Lots of dark fruits, blackberry, coffee, and oak spice. Full-bodied, with somewhat rough tannins. Excellent length to the finish, but some bitterness and high acidity. This is a bit austere and not ready for drinking yet. Give it some time to smooth out its rough edges.
2011 Les Pagodes des Cos
A fresh nose of plum, blackberry, chocolate, licorice, and earth. Lush and lighter in weight than the Goulée. The Merlot character really shows through. Very soft tannins, but a bit short on the finish. This is a wine with some approachability, but still needs years in the bottle.

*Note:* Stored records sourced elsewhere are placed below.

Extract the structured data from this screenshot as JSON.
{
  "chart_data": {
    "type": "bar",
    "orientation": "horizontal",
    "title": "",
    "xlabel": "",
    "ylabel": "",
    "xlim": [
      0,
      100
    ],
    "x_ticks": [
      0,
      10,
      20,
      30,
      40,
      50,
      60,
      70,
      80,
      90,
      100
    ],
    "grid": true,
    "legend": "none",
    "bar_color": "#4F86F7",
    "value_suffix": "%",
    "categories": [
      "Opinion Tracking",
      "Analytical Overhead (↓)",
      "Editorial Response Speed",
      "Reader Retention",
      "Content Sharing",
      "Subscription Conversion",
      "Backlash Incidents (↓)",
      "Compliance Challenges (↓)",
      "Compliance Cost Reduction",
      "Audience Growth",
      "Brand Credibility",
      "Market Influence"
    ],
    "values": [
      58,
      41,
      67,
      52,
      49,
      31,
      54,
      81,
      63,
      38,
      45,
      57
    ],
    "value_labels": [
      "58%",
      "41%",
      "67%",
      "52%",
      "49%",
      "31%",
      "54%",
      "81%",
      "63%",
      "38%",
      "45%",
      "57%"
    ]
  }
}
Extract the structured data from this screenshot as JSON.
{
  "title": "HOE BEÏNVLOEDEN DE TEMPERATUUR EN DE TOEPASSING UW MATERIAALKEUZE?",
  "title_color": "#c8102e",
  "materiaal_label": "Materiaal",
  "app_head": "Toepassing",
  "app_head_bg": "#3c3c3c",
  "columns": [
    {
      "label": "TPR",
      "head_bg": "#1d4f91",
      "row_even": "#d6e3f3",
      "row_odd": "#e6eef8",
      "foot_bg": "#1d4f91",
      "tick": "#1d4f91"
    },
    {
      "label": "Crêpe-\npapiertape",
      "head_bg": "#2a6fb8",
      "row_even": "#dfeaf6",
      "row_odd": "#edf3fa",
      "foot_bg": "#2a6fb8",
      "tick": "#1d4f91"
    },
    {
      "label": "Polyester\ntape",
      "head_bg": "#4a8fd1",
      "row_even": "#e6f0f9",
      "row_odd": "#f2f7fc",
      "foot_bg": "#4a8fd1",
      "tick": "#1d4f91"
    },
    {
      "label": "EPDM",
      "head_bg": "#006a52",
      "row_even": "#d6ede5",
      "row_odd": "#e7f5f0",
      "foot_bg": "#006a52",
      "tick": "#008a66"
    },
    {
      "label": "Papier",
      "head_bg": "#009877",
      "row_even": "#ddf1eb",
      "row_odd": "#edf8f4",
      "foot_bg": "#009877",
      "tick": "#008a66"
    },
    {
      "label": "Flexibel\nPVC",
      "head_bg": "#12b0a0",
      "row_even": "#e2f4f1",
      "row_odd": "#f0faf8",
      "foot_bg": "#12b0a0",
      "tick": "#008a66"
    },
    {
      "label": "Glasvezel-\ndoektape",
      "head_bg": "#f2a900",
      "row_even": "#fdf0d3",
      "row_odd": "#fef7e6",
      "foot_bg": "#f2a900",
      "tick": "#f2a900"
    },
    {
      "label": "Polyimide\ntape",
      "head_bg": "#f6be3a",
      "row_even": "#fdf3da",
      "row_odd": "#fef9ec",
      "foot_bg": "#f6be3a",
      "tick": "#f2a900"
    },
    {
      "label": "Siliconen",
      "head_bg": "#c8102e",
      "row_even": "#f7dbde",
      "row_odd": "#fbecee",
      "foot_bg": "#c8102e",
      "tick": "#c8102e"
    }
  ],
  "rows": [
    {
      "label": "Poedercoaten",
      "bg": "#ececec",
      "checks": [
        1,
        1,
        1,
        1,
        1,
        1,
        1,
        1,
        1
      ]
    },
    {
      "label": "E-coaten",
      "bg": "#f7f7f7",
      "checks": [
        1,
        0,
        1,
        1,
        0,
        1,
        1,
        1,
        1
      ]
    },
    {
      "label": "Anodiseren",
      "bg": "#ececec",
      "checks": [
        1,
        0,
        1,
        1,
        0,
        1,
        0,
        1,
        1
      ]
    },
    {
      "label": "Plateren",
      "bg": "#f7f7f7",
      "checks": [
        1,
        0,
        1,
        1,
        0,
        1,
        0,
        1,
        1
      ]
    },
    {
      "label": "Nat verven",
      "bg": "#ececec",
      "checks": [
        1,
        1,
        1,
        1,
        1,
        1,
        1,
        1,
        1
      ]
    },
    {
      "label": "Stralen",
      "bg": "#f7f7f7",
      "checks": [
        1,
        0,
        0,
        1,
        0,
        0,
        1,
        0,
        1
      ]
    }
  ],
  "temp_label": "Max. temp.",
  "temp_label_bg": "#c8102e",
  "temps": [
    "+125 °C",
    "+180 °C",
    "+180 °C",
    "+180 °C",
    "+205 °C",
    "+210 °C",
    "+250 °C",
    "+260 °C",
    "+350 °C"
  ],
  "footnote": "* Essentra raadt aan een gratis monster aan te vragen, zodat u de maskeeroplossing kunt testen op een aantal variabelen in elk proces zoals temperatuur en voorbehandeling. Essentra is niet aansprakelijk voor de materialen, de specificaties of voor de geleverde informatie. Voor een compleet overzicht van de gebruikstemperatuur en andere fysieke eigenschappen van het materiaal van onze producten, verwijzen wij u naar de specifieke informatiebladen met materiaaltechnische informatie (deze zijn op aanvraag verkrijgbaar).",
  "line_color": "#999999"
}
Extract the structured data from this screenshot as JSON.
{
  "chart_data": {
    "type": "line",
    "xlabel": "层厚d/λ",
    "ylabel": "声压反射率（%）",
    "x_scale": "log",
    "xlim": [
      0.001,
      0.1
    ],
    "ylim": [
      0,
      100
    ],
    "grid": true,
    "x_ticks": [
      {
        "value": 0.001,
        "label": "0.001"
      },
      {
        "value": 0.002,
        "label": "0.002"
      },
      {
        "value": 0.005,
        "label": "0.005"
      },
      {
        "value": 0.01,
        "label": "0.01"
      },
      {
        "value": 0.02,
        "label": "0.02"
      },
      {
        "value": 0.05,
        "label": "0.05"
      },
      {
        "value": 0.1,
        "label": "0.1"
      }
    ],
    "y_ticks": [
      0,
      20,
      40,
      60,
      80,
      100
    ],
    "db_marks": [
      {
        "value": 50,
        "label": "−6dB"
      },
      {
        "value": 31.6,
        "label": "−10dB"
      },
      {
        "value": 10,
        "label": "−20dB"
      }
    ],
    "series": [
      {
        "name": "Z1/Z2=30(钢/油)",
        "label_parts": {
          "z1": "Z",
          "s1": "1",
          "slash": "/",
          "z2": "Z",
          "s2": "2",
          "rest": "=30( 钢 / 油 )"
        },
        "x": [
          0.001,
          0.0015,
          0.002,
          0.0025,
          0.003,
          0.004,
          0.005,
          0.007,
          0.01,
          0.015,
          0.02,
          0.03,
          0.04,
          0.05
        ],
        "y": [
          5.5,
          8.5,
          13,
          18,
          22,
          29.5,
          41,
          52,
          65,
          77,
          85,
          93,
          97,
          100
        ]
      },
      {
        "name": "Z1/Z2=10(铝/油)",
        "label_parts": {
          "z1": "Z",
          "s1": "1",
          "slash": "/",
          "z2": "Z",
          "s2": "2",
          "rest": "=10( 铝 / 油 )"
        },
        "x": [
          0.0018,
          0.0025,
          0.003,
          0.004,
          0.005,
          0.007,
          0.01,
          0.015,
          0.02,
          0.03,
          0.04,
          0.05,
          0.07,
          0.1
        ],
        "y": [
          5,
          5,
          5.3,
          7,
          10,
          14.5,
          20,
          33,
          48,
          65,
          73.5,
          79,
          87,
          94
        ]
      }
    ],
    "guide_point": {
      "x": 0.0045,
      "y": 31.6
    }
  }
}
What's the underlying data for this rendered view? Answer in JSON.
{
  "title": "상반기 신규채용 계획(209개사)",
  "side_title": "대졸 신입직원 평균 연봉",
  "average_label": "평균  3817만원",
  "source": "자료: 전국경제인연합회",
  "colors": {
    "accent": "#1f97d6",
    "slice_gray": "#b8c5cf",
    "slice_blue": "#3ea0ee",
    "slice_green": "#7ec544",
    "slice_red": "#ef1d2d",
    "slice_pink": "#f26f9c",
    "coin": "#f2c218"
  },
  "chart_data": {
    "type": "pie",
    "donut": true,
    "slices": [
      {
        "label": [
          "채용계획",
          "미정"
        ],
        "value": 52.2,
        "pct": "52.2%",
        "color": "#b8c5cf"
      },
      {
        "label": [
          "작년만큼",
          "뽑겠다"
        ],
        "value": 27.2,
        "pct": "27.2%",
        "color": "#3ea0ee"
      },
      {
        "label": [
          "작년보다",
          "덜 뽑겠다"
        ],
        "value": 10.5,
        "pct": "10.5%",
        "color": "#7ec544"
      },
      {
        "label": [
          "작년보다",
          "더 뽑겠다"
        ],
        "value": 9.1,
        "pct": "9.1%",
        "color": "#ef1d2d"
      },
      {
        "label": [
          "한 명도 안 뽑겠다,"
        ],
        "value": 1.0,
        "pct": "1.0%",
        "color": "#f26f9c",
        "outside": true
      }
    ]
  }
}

2002 Château Cos d’Estournel
Dark, concentrated, and youthful. Red and dark fruits, pepper, and licorice. Lots of spiciness. Oak still hasn’t integrated at this stage. Firm tannins. Lacks a bit in the mid-palate. A smooth, elegant finish. A strong showing from 2002, and still young for the vintage. I was surprised by the ripeness and purity of fruit with this wine. Give it time.
2004 Château Cos d’Estournel
Still quite young but showing nice balance. Good ripeness of the plum and red fruits. More dense than the 2002, but the nose is more subdued than the 2005. Lots of tannins still to be resolved. Overall, I really enjoyed the style with this wine and its balance. While you can drink this now, I would still wait a few years before opening.
2005 Château Cos d’Estournel
Quite an intense nose, with lots of spiciness. Also showing mocha, ultra-ripe fruit, and floral notes. This is a powerful wine that really leaves a mark on your palate. Still very tannic. Long finish. It’s easy to sense the serious potential with this wine, but this wine is nowhere near ready. Will certainly give much more pleasure in the future. Wait 5-10 years on this.
2012 Château Cos d’Estournel Blanc
Really floral and nutty. Stone fruits and citrus on the nose as well. Really smooth, with few hard edges. Very good freshness on the finish.